Test Example 3 study on the stability
With the sample of embodiment of the invention 1-3 and Comparative Examples 1-3 preparation and listing injection esomeprazole sodium (lot number: place following 6 months of the condition of 40 ℃ of high temperature, relative humidity 75% respectively H20093314 AstraZeneca pharmaceutical Co. Ltd); Carry out accelerated test and investigate experimental result such as table 3:
Table 3 accelerated test result
Can be known that by above result when quickening June, the listing preparation becomes pale yellow powder, content reduces, and related substance raises; The product content of Comparative Examples reduces, and related substance raises; And sample character of the present invention, content and related substance variation are all not obvious, explain that product stability of the present invention is good.
The test of Test Example 4 percolation ratios
Get the sample of Test Example 1-3 and Comparative Examples 1-3 preparation, under the room temperature condition,, make regular check on respectively, measure envelop rate respectively at 0 day, 30 days, 60 days, 90 days and 180 days, with the dose of sealing in 0 day relatively, calculate percolation ratio, the result sees table 4
Table 4 percolation ratio result of the test
Time |
Embodiment 1 |
Embodiment 2 |
Embodiment 3 |
Comparative Examples 1 |
Comparative Examples 2 |
Comparative Examples 3 |
0 day |
?0.34 |
?0.33 |
?0.32 |
?0.79 |
?0.86 |
1.20 |
30 days |
?0.39 |
?0.37 |
?0.36 |
?1.34 |
?1.67 |
2.34 |
60 days |
?0.60 |
?0.56 |
?0.54 |
?3.72 |
?3.65 |
5.02 |
90 days |
?0.66 |
?0.64 |
?0.65 |
?5.04 |
?4.95 |
10.44 |
180 days |
?0.71 |
?0.72 |
?0.69 |
?6.56 |
?6.88 |
19.56 |
Can know by above result of the test; The sample of embodiment of the invention preparation percolation ratio in long term storage is long changes little; And the sample percolation ratio of Comparative Examples increases gradually, and the liposome seepage is serious, and the esomeprazole sodium lipidosome injection of this explanation the present invention preparation has advantages of higher stability.
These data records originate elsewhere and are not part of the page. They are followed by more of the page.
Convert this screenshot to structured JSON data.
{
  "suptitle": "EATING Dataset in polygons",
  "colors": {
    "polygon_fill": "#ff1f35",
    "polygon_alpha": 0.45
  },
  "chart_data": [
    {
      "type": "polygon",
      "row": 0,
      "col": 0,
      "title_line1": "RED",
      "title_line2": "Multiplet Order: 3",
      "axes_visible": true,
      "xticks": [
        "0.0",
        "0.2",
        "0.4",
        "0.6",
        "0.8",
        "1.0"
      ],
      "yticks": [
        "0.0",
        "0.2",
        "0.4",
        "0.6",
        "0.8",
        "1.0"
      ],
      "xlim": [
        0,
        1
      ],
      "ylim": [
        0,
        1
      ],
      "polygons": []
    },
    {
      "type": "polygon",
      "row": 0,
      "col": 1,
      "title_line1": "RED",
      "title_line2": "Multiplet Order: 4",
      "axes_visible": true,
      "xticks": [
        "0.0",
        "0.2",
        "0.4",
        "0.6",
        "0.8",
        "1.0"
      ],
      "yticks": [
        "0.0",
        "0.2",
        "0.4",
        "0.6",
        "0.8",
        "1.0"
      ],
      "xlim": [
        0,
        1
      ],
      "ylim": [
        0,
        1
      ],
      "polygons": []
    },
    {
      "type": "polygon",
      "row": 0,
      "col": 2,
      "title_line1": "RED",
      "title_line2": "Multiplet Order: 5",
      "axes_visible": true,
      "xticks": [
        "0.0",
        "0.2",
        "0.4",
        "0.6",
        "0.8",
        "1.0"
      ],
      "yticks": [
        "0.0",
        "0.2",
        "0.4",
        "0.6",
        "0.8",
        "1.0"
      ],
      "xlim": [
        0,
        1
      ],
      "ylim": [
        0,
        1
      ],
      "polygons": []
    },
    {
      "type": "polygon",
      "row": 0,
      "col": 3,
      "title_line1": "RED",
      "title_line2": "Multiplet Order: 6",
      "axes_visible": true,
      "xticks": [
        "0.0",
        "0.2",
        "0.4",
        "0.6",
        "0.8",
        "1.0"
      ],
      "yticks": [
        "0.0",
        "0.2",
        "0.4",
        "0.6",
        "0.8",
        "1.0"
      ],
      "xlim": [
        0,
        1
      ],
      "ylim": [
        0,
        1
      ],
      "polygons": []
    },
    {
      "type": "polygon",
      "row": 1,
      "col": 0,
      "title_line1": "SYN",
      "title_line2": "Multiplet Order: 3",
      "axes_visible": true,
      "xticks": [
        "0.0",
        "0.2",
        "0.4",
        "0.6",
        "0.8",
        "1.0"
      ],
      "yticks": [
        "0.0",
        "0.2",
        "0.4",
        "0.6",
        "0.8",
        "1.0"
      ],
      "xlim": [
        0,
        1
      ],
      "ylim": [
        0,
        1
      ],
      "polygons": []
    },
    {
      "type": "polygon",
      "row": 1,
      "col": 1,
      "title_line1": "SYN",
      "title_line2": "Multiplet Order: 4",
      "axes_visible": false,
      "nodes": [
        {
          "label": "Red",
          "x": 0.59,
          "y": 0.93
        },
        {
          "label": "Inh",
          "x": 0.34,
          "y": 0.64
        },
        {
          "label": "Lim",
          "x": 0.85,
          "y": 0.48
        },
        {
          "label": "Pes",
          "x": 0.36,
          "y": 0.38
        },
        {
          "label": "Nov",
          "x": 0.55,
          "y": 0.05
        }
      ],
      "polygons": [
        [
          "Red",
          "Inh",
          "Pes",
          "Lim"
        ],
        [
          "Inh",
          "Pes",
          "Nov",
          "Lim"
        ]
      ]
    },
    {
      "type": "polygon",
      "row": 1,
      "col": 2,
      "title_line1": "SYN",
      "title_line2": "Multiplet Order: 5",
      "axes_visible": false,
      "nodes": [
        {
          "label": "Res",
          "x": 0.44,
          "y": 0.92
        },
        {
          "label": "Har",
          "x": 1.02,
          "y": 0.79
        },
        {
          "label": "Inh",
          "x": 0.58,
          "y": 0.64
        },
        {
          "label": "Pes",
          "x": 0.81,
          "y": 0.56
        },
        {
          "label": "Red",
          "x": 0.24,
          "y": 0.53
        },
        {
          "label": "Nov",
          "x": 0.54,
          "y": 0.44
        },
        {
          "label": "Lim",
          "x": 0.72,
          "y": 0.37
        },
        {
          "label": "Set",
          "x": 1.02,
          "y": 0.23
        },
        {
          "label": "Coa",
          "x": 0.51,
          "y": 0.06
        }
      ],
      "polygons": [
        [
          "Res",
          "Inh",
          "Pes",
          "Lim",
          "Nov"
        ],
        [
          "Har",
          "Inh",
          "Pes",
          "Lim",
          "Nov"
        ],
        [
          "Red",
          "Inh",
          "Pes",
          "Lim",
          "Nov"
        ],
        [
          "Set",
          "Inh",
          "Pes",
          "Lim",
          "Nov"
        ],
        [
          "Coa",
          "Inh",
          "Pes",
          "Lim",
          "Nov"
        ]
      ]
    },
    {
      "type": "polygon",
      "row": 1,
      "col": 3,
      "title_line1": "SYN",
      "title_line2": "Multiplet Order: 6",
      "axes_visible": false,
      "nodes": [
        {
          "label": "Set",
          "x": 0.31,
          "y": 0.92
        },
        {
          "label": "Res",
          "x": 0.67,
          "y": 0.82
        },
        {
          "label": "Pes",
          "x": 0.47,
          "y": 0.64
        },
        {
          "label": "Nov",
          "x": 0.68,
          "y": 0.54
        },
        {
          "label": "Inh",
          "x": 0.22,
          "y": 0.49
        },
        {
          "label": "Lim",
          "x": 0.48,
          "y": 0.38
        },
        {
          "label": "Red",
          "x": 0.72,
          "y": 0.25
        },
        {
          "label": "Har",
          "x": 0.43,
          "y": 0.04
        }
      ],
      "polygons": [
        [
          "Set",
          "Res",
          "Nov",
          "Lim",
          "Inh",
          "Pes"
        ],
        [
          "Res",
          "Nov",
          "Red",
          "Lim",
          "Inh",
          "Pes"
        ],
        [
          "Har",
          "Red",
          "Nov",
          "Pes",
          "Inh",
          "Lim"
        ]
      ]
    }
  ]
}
The test of Test Example 4 bioavailability
24 1 years old left and right sides beasle dogs are divided into 4 groups at random, and vein gives the esomeprazole sodium 0.04g of embodiment 1 and Comparative Examples 1-, and administration finishes back 0,0.25; 0.5,1,1.5,2.5; 3.5 5.5 and 7.5 gather venous blood 1ml, inject and get blood vessel, high speed centrifugation separation of serum; Accurately draw blood serum sample 190 μ L and place 1.5mL Eppendorf microcentrifugal tube, add the saturated methotrexate solution of mark in the 10 μ L, add methanol 400 μ L again; Vortex mixed 1min, 16000rpm high speed centrifugation 5min gets supernatant 200 μ L and adds 200 μ L water; 2500rpm vortex 30s mixing carries out HPLC and analyzes, and carries out pharmacokinetic data available with WinNonline version5.2 program and handles.Result of the test such as following table:
Relevant pharmacokinetic parameters
Can find out by above experimental data; The esomeprazole sodium lipidosome injection of embodiment of the invention preparation is compared with Comparative Examples; Bioavailability improves greatly, has proved absolutely the present invention because the esomeprazole sodium lipidosome injection of processing of excipient and active component has synergism; The injection of preparation improves bioavailability widely, has obtained unexpected technical effect.